No. The smoke test has to pass on all 26 agents before a single change is promoted. If it doesn’t pass, we restore the exact environment that was working at 03:46 and log what tripped. Customer sees zero change. You see one line in LAST_RUN_REPORT.md telling you which package rolled back and why — handle it at your pace, not at 3am.

The only failure mode left: a package that passes the import + health-check smoke test but breaks in production under real traffic. That’s why every major bump also runs through TITAN RELIABILITY’s circuit breakers and graceful-degradation paths.
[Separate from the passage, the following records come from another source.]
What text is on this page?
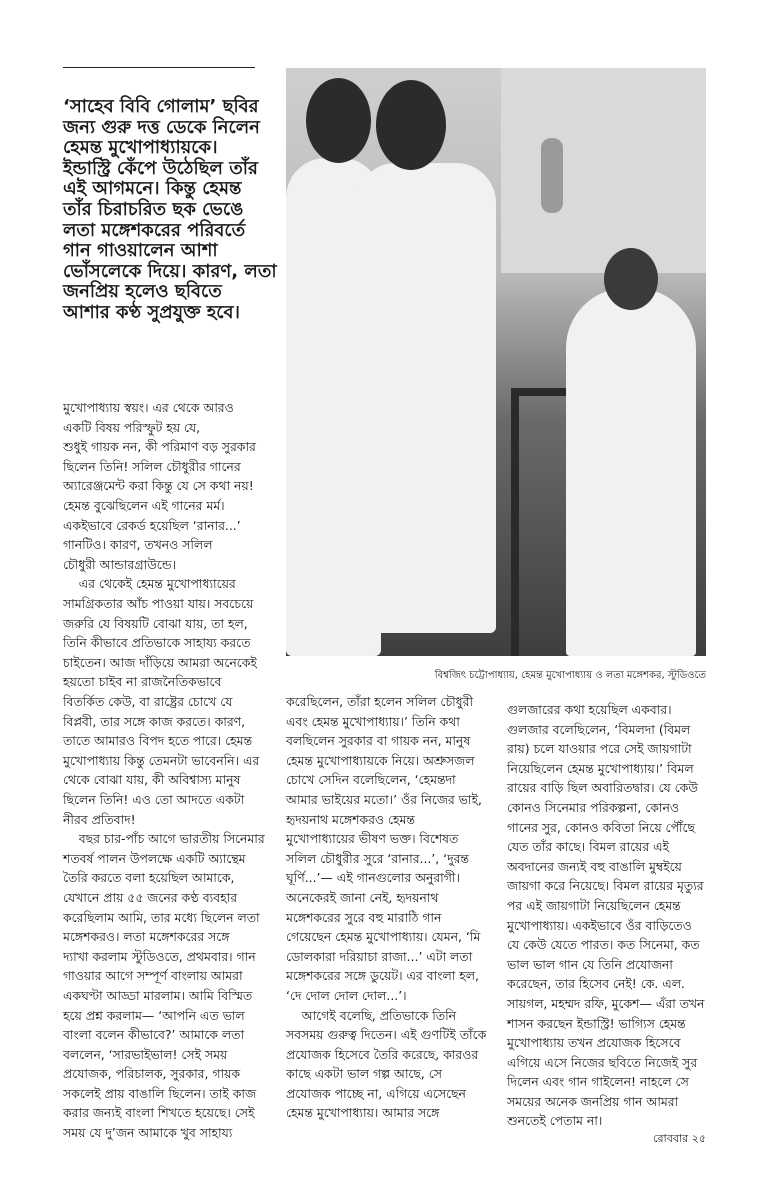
‘সাহেব বিবি গোলাম’ ছবির
জন্য গুরু দত্ত ডেকে নিলেন
হেমন্ত মুখোপাধ্যায়কে।
ইন্ডাস্ট্রি কেঁপে উঠেছিল তাঁর
এই আগমনে। কিন্তু হেমন্ত
তাঁর চিরাচরিত ছক ভেঙে
লতা মঙ্গেশকরের পরিবর্তে
গান গাওয়ালেন আশা
ভোঁসলেকে দিয়ে। কারণ, লতা
জনপ্রিয় হলেও ছবিতে
আশার কণ্ঠ সুপ্রযুক্ত হবে।
বিশ্বজিৎ চট্টোপাধ্যায়, হেমন্ত মুখোপাধ্যায় ও লতা মঙ্গেশকর, স্টুডিওতে
মুখোপাধ্যায় স্বয়ং। এর থেকে আরও
একটি বিষয় পরিস্ফুট হয় যে,
শুধুই গায়ক নন, কী পরিমাণ বড় সুরকার
ছিলেন তিনি! সলিল চৌধুরীর গানের
অ্যারেঞ্জমেন্ট করা কিন্তু যে সে কথা নয়!
হেমন্ত বুঝেছিলেন এই গানের মর্ম।
একইভাবে রেকর্ড হয়েছিল ‘রানার...’
গানটিও। কারণ, তখনও সলিল
চৌধুরী আন্ডারগ্রাউন্ডে।
এর থেকেই হেমন্ত মুখোপাধ্যায়ের
সামগ্রিকতার আঁচ পাওয়া যায়। সবচেয়ে
জরুরি যে বিষয়টি বোঝা যায়, তা হল,
তিনি কীভাবে প্রতিভাকে সাহায্য করতে
চাইতেন। আজ দাঁড়িয়ে আমরা অনেকেই
হয়তো চাইব না রাজনৈতিকভাবে
বিতর্কিত কেউ, বা রাষ্ট্রের চোখে যে
বিপ্লবী, তার সঙ্গে কাজ করতে। কারণ,
তাতে আমারও বিপদ হতে পারে। হেমন্ত
মুখোপাধ্যায় কিন্তু তেমনটা ভাবেননি। এর
থেকে বোঝা যায়, কী অবিশ্বাস্য মানুষ
ছিলেন তিনি! এও তো আদতে একটা
নীরব প্রতিবাদ!
বছর চার-পাঁচ আগে ভারতীয় সিনেমার
শতবর্ষ পালন উপলক্ষে একটি অ্যান্থেম
তৈরি করতে বলা হয়েছিল আমাকে,
যেখানে প্রায় ৫৫ জনের কণ্ঠ ব্যবহার
করেছিলাম আমি, তার মধ্যে ছিলেন লতা
মঙ্গেশকরও। লতা মঙ্গেশকরের সঙ্গে
দ্যাখা করলাম স্টুডিওতে, প্রথমবার। গান
গাওয়ার আগে সম্পূর্ণ বাংলায় আমরা
একঘণ্টা আড্ডা মারলাম। আমি বিস্মিত
হয়ে প্রশ্ন করলাম— ‘আপনি এত ভাল
বাংলা বলেন কীভাবে?’ আমাকে লতা
বললেন, ‘সারভাইভাল! সেই সময়
প্রযোজক, পরিচালক, সুরকার, গায়ক
সকলেই প্রায় বাঙালি ছিলেন। তাই কাজ
করার জন্যই বাংলা শিখতে হয়েছে। সেই
সময় যে দু’জন আমাকে খুব সাহায্য
করেছিলেন, তাঁরা হলেন সলিল চৌধুরী
এবং হেমন্ত মুখোপাধ্যায়।’ তিনি কথা
বলছিলেন সুরকার বা গায়ক নন, মানুষ
হেমন্ত মুখোপাধ্যায়কে নিয়ে। অশ্রুসজল
চোখে সেদিন বলেছিলেন, ‘হেমন্তদা
আমার ভাইয়ের মতো।’ ওঁর নিজের ভাই,
হৃদয়নাথ মঙ্গেশকরও হেমন্ত
মুখোপাধ্যায়ের ভীষণ ভক্ত। বিশেষত
সলিল চৌধুরীর সুরে ‘রানার...’, ‘দুরন্ত
ঘূর্ণি...’— এই গানগুলোর অনুরাগী।
অনেকেরই জানা নেই, হৃদয়নাথ
মঙ্গেশকরের সুরে বহু মারাঠি গান
গেয়েছেন হেমন্ত মুখোপাধ্যায়। যেমন, ‘মি
ডোলকারা দরিয়াচা রাজা...’ এটা লতা
মঙ্গেশকরের সঙ্গে ডুয়েট। এর বাংলা হল,
‘দে দোল দোল দোল...’।
আগেই বলেছি, প্রতিভাকে তিনি
সবসময় গুরুত্ব দিতেন। এই গুণটিই তাঁকে
প্রযোজক হিসেবে তৈরি করেছে, কারওর
কাছে একটা ভাল গল্প আছে, সে
প্রযোজক পাচ্ছে না, এগিয়ে এসেছেন
হেমন্ত মুখোপাধ্যায়। আমার সঙ্গে
গুলজারের কথা হয়েছিল একবার।
গুলজার বলেছিলেন, ‘বিমলদা (বিমল
রায়) চলে যাওয়ার পরে সেই জায়গাটা
নিয়েছিলেন হেমন্ত মুখোপাধ্যায়।’ বিমল
রায়ের বাড়ি ছিল অবারিতদ্বার। যে কেউ
কোনও সিনেমার পরিকল্পনা, কোনও
গানের সুর, কোনও কবিতা নিয়ে পৌঁছে
যেত তাঁর কাছে। বিমল রায়ের এই
অবদানের জন্যই বহু বাঙালি মুম্বইয়ে
জায়গা করে নিয়েছে। বিমল রায়ের মৃত্যুর
পর এই জায়গাটা নিয়েছিলেন হেমন্ত
মুখোপাধ্যায়। একইভাবে ওঁর বাড়িতেও
যে কেউ যেতে পারত। কত সিনেমা, কত
ভাল ভাল গান যে তিনি প্রযোজনা
করেছেন, তার হিসেব নেই! কে. এল.
সায়গল, মহম্মদ রফি, মুকেশ— এঁরা তখন
শাসন করছেন ইন্ডাস্ট্রি! ভাগ্যিস হেমন্ত
মুখোপাধ্যায় তখন প্রযোজক হিসেবে
এগিয়ে এসে নিজের ছবিতে নিজেই সুর
দিলেন এবং গান গাইলেন! নাহলে সে
সময়ের অনেক জনপ্রিয় গান আমরা
শুনতেই পেতাম না।
রোববার ২৫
If a real customer hits a broken path, the breaker opens, the old snapshot restores, and an incident lands on the ops board — see reliability.html.

Legal / cost posture

Same feeds Wiz, Orca, Qualys, Rapid7, Tenable, CrowdStrike, and Snyk use. Every source we pull — NVD, CISA KEV, MITRE ATT&CK, PyPI, NIST OSCAL, DISA STIG/SRG, CMMC, FFIEC, eCFR HIPAA — is public .gov/.mil or the authoritative landing page of a standards body. TITAN pays $0. No licensing issue. No “will I get in trouble” concern — these are the feeds every credible security tool uses, by design. Full list: compliance-feeds.html.

Consumed by

All 26 agents — every agent’s dependency graph stays current without anyone touching requirements.txt.
CONDUIT — the universal integration layer keeps its 8-destination HTTP / webhook client libraries patched.
TITAN AUDIT — evidence-pack generators update with the current framework revision numbers.
TITAN RELIABILITY — circuit breakers + graceful-degradation layer absorbs any runtime drift that slips past the import-time smoke test.

Bottom line: you sleep, we upgrade, we test, we promote or we roll back. You wake up to a clean LAST_RUN_REPORT.md. No 3am pages. No stale CVEs. No “oh, we forgot to upgrade that”.